Illustrasi : hot.detik.com
Dalam sebuah restoran yang lumayan ramai, kududuk di posisi sudut sebelah kanan dari ruangan yang lumayan luas itu. Aku memang selalu mencari tempat duduk yang strategis menurutku, yang tenang . Maka kupilih di sudut ruangan, karena menurut pendapatku jarang sekali orang yang akan lalu lalang, sehingga aku akan terhindar dari gangguan yang tak kuinginkan.
Adjie sudah hafal akan kebiasaanku, bahkan tanpa bertanya sekalipun dia pasti dapat menebak kira-kira di mana lokasi tempat dudukku. Cukup mencari ke arah empat sudut dalam ruangan itu, pasti aku ada di salah satu sudutnya. Aku dan dia kebetulan memang tak suka keramaian, suara gaduh dan berisik malah membuat kami semakin stress. Kami menyebutnya dengan keheningan yang berkwalitas, dimana lewat keheningan itu kami dapat konsentrasi mengerjakan sesuatu.
Jus jeruk hangat yang kupesan tadi tinggal setengahnya, Adjie belum juga menampakan batang hidungnya.

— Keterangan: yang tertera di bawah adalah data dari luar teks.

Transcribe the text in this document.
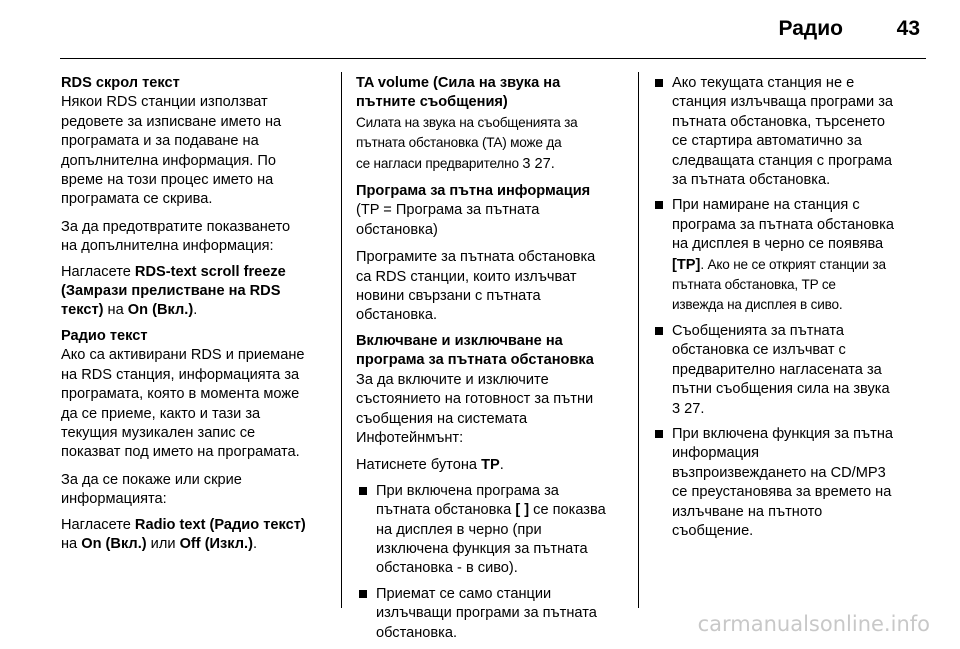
Радио	43
RDS скрол текст
Някои RDS станции използват
редовете за изписване името на
програмата и за подаване на
допълнителна информация. По
време на този процес името на
програмата се скрива.

За да предотвратите показването
на допълнителна информация:

Нагласете RDS-text scroll freeze
(Замрази прелистване на RDS
текст) на On (Вкл.).

Радио текст
Ако са активирани RDS и приемане
на RDS станция, информацията за
програмата, която в момента може
да се приеме, както и тази за
текущия музикален запис се
показват под името на програмата.

За да се покаже или скрие
информацията:

Нагласете Radio text (Радио текст)
на On (Вкл.) или Off (Изкл.).

TA volume (Сила на звука на
пътните съобщения)
Силата на звука на съобщенията за
пътната обстановка (TA) може да
се нагласи предварително 3 27.
Програма за пътна информация
(TP = Програма за пътната
обстановка)

Програмите за пътната обстановка
са RDS станции, които излъчват
новини свързани с пътната
обстановка.

Включване и изключване на
програма за пътната обстановка
За да включите и изключите
състоянието на готовност за пътни
съобщения на системата
Инфотейнмънт:

Натиснете бутона TP.

При включена програма за
пътната обстановка [ ] се показва
на дисплея в черно (при
изключена функция за пътната
обстановка - в сиво).
Приемат се само станции
излъчващи програми за пътната
обстановка.
Ако текущата станция не е
станция излъчваща програми за
пътната обстановка, търсенето
се стартира автоматично за
следващата станция с програма
за пътната обстановка.
При намиране на станция с
програма за пътната обстановка
на дисплея в черно се появява
[TP]. Ако не се открият станции за
пътната обстановка, TP се
извежда на дисплея в сиво.
Съобщенията за пътната
обстановка се излъчват с
предварително нагласената за
пътни съобщения сила на звука
3 27.
При включена функция за пътна
информация
възпроизвеждането на CD/MP3
се преустановява за времето на
излъчване на пътното
съобщение.
carmanualsonline.info
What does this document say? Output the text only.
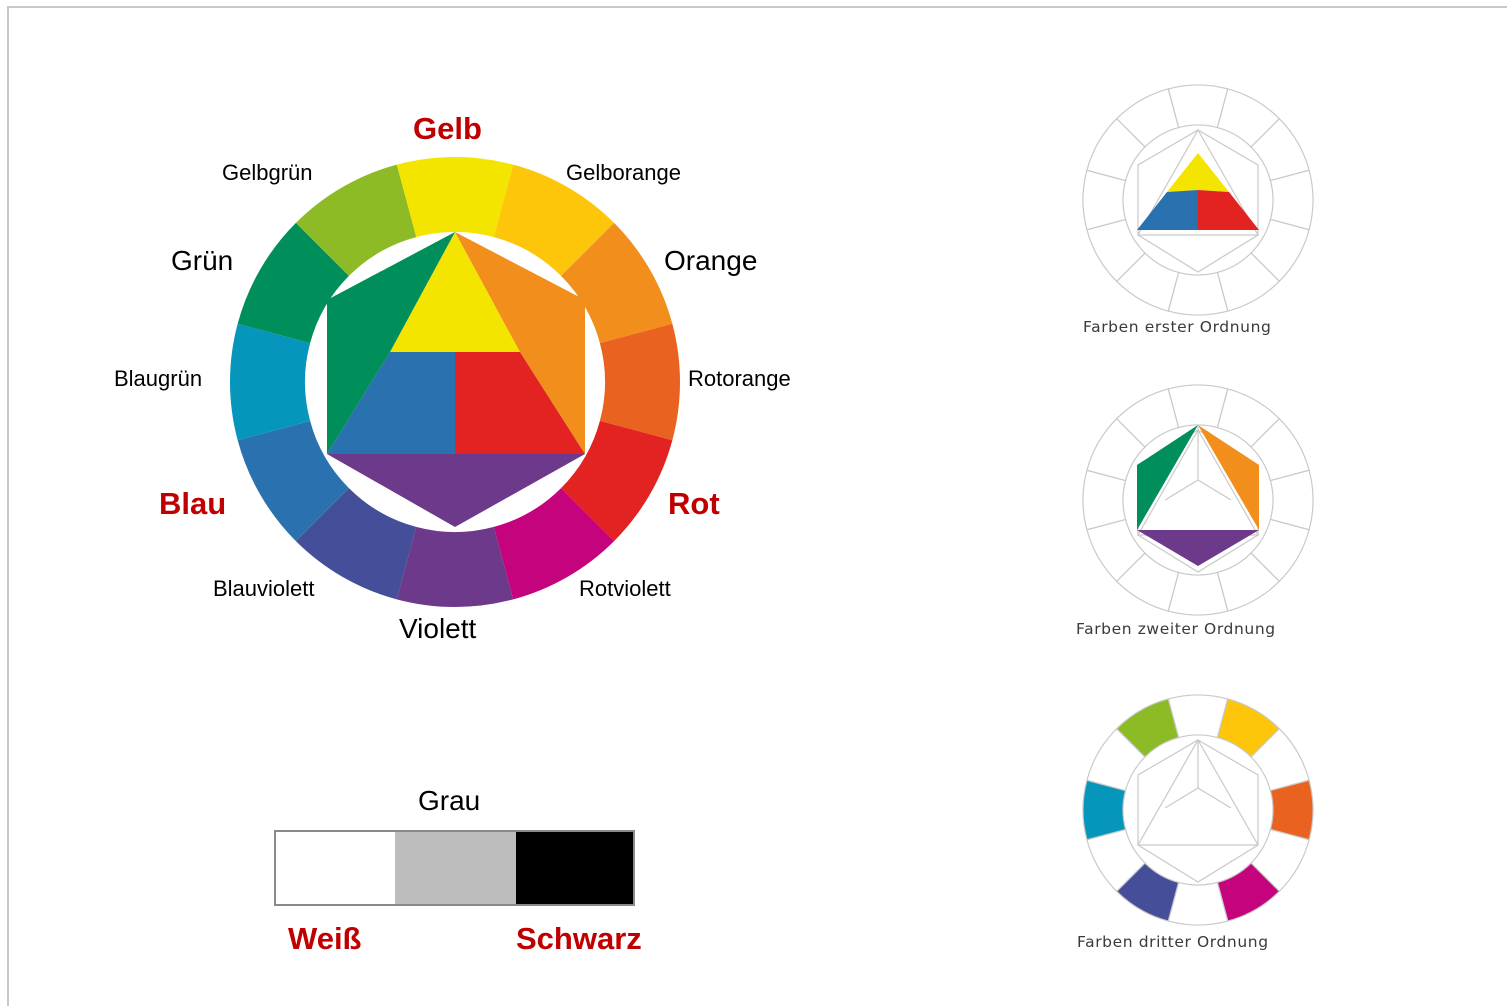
Gelb
Gelborange
Orange
Rotorange
Rot
Rotviolett
Violett
Blauviolett
Blau
Blaugrün
Grün
Gelbgrün
Grau
Weiß	Schwarz
Farben erster Ordnung
Farben zweiter Ordnung
Farben dritter Ordnung
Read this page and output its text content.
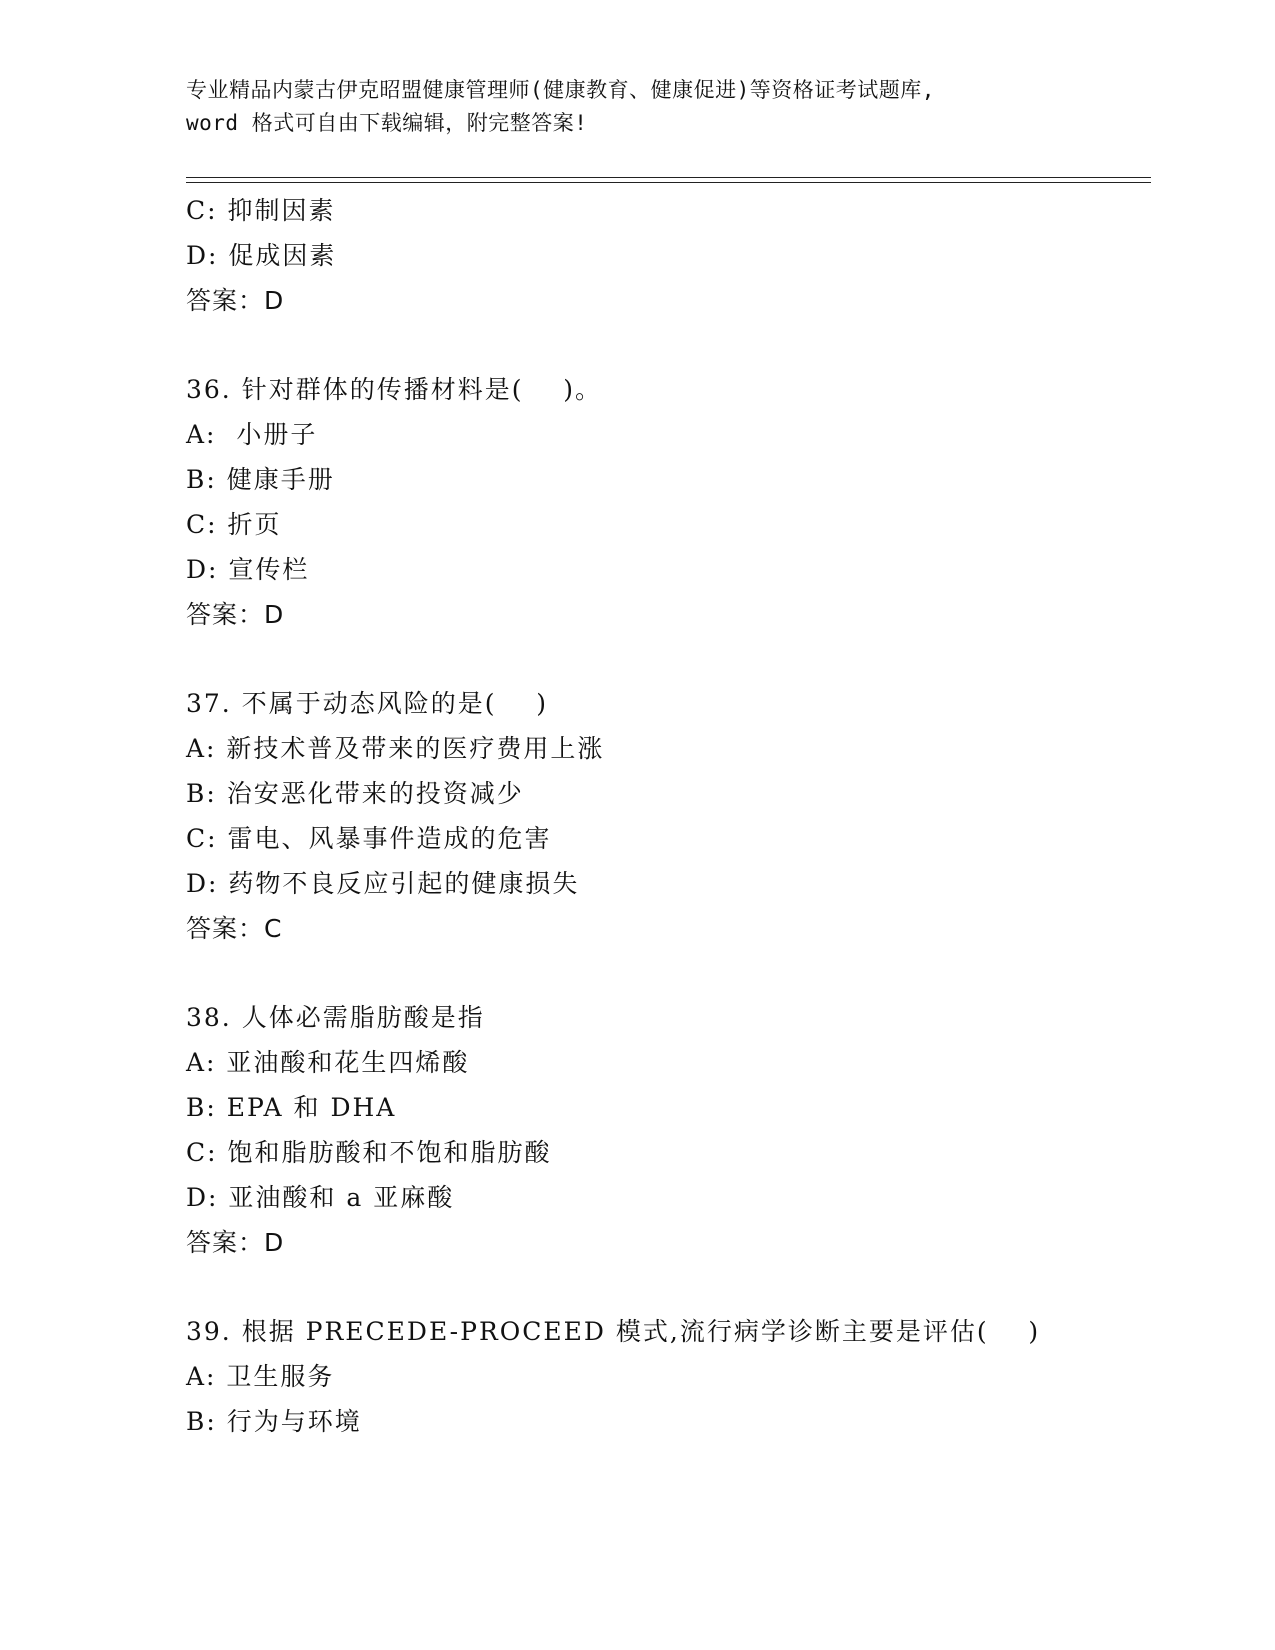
专业精品内蒙古伊克昭盟健康管理师(健康教育、健康促进)等资格证考试题库,
word 格式可自由下载编辑，附完整答案!
C: 抑制因素
D: 促成因素
答案：D
36. 针对群体的传播材料是(    )。
A:  小册子
B: 健康手册
C: 折页
D: 宣传栏
答案：D
37. 不属于动态风险的是(    )
A: 新技术普及带来的医疗费用上涨
B: 治安恶化带来的投资减少
C: 雷电、风暴事件造成的危害
D: 药物不良反应引起的健康损失
答案：C
38. 人体必需脂肪酸是指
A: 亚油酸和花生四烯酸
B: EPA 和 DHA
C: 饱和脂肪酸和不饱和脂肪酸
D: 亚油酸和 a 亚麻酸
答案：D
39. 根据 PRECEDE-PROCEED 模式,流行病学诊断主要是评估(    )
A: 卫生服务
B: 行为与环境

Aku tahu pasti ada sesuatu yang membuatnya terlambat. Lima belas menit yang lalu ada sebuah pesan yang ditinggalkannya lewat HP bututku. “Say, aku telat kayaknya. Ada tugas mendadak dari Direksi yang harus kuselesaikan segera. Please…… maafkan aku, terpaksa membuatmu menunggu. Janji, segera setelah urusan selesai aku akan segera meluncur ke sana”
Aku paling tak suka menunggu, dengan alasan apapun! Bayangkan saja, hanya duduk diam tanpa berbuat apa-apa bukankah seperti orang yang kurang kerjaan? Aku orang yang sangat menghargai waktu, kuingin waktuku terpakai untuk hal yang berguna, paling tidak menyenangkanku. Apa yang dapat kulakukan agar rasa bosan pergi dariku, aku harus mencari sesuatu!

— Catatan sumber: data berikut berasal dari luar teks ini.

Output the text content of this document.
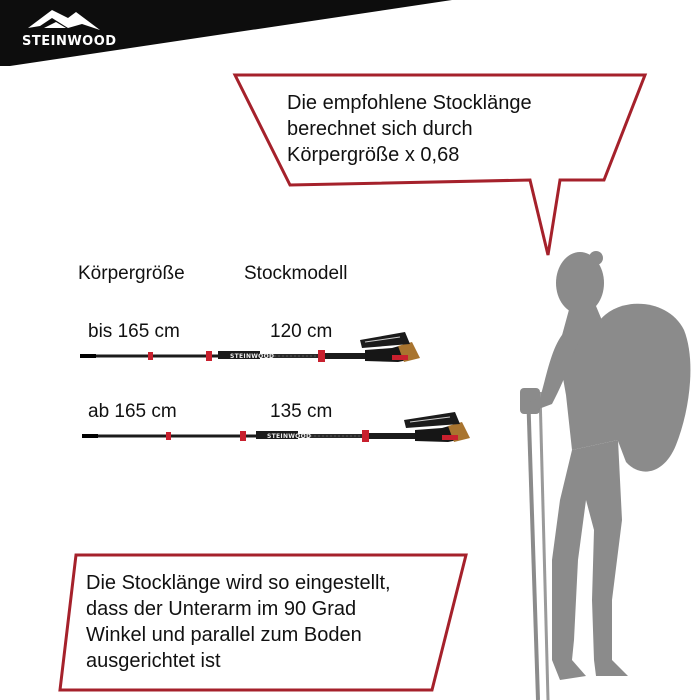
STEINWOOD
Die empfohlene Stocklänge
berechnet sich durch
Körpergröße x 0,68
Die Stocklänge wird so eingestellt,
dass der Unterarm im 90 Grad
Winkel und parallel zum Boden
ausgerichtet ist
Körpergröße	Stockmodell
bis 165 cm	120 cm
ab 165 cm	135 cm
STEINWOOD
STEINWOOD
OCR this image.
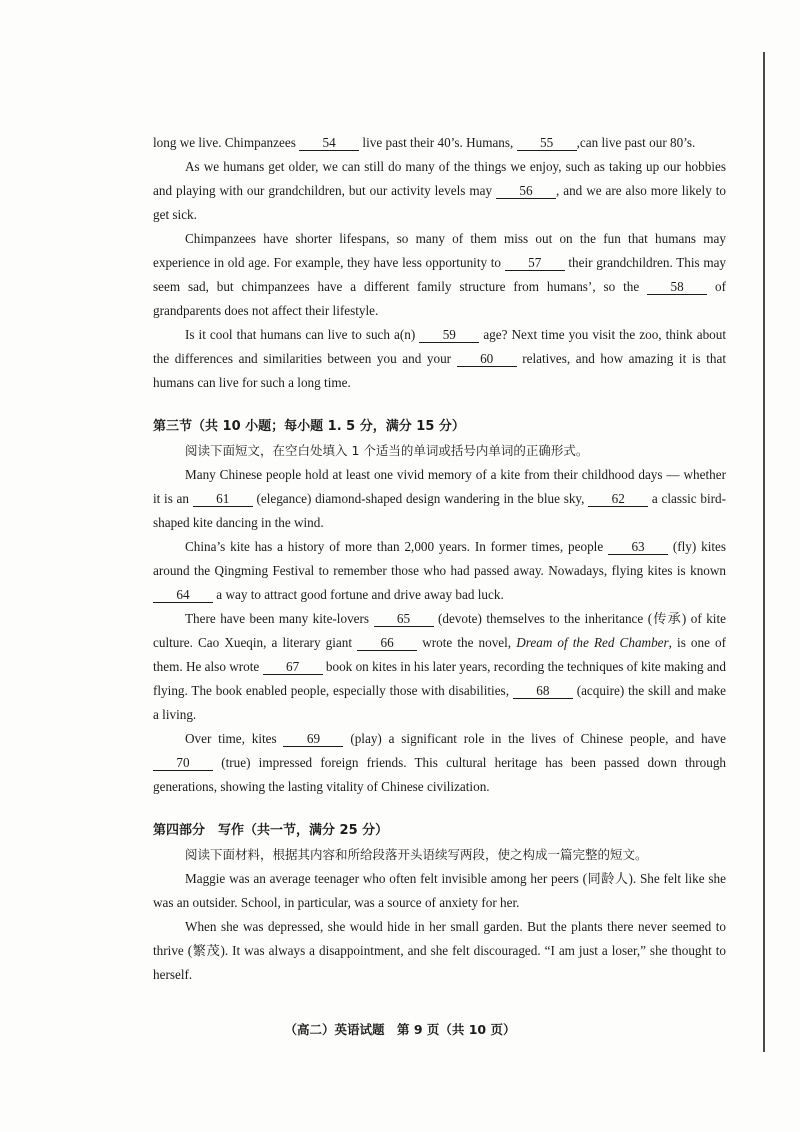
long we live. Chimpanzees 54 live past their 40’s. Humans, 55 ,can live past our 80’s.

As we humans get older, we can still do many of the things we enjoy, such as taking up our hobbies and playing with our grandchildren, but our activity levels may 56 , and we are also more likely to get sick.

Chimpanzees have shorter lifespans, so many of them miss out on the fun that humans may experience in old age. For example, they have less opportunity to 57 their grandchildren. This may seem sad, but chimpanzees have a different family structure from humans’, so the 58 of grandparents does not affect their lifestyle.

Is it cool that humans can live to such a(n) 59 age? Next time you visit the zoo, think about the differences and similarities between you and your 60 relatives, and how amazing it is that humans can live for such a long time.

第三节（共 10 小题；每小题 1. 5 分，满分 15 分）

阅读下面短文，在空白处填入 1 个适当的单词或括号内单词的正确形式。

Many Chinese people hold at least one vivid memory of a kite from their childhood days — whether it is an 61 (elegance) diamond-shaped design wandering in the blue sky, 62 a classic bird-shaped kite dancing in the wind.

China’s kite has a history of more than 2,000 years. In former times, people 63 (fly) kites around the Qingming Festival to remember those who had passed away. Nowadays, flying kites is known 64 a way to attract good fortune and drive away bad luck.

There have been many kite-lovers 65 (devote) themselves to the inheritance (传承) of kite culture. Cao Xueqin, a literary giant 66 wrote the novel, Dream of the Red Chamber, is one of them. He also wrote 67 book on kites in his later years, recording the techniques of kite making and flying. The book enabled people, especially those with disabilities, 68 (acquire) the skill and make a living.

Over time, kites 69 (play) a significant role in the lives of Chinese people, and have 70 (true) impressed foreign friends. This cultural heritage has been passed down through generations, showing the lasting vitality of Chinese civilization.

第四部分　写作（共一节，满分 25 分）

阅读下面材料，根据其内容和所给段落开头语续写两段，使之构成一篇完整的短文。

Maggie was an average teenager who often felt invisible among her peers (同龄人). She felt like she was an outsider. School, in particular, was a source of anxiety for her.

When she was depressed, she would hide in her small garden. But the plants there never seemed to thrive (繁茂). It was always a disappointment, and she felt discouraged. “I am just a loser,” she thought to herself.

（高二）英语试题　第 9 页（共 10 页）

Mulailah kuedarkan padanganku ke semua arah dalam ruangan itu. Heiiii…..aku tertarik dengan pasangan yang duduk di seberang mejaku. Mungkin mereka satu selera denganku, pojok mania…. kuperhatikan mereka asyik dengan makanan masing-masing, makan tanpa suara juga tak saling memperhatikan satu sama lain. Yang wanita mengenakan rok bermotif bunga-bunga kecil dengan warna dasar biru. Puncak kepala si laki-laki mengkilat seperti telur rebus yang sedang ia makan. aku menduga pasangan itu sedang marahan, atau salah
satunya sedang sakit sariawan.
Apa enaknya makan berdua tapi seolah sendiri-sendiri. Yang wanita makan dengan sangat
pelan seolah sangat menikmati makanannya. Apakah suaminya yang sudah keriput itu tidak menarik lagi hingga tak perlu dipandang, disentuh atau diperhatikan. Andai suaminya keriput, toh si wanita juga tak ada bedanya, sama-sama keriput! Sedang sang suami-pun tak kalah cueknya. Konsentrasi banget dengan makanan yang ada di depannya, sepertinya makanan itu jauh lebih menarik jika dibandingkan dengan wanita di sampingnya. Pasangan yang aneh menurutku.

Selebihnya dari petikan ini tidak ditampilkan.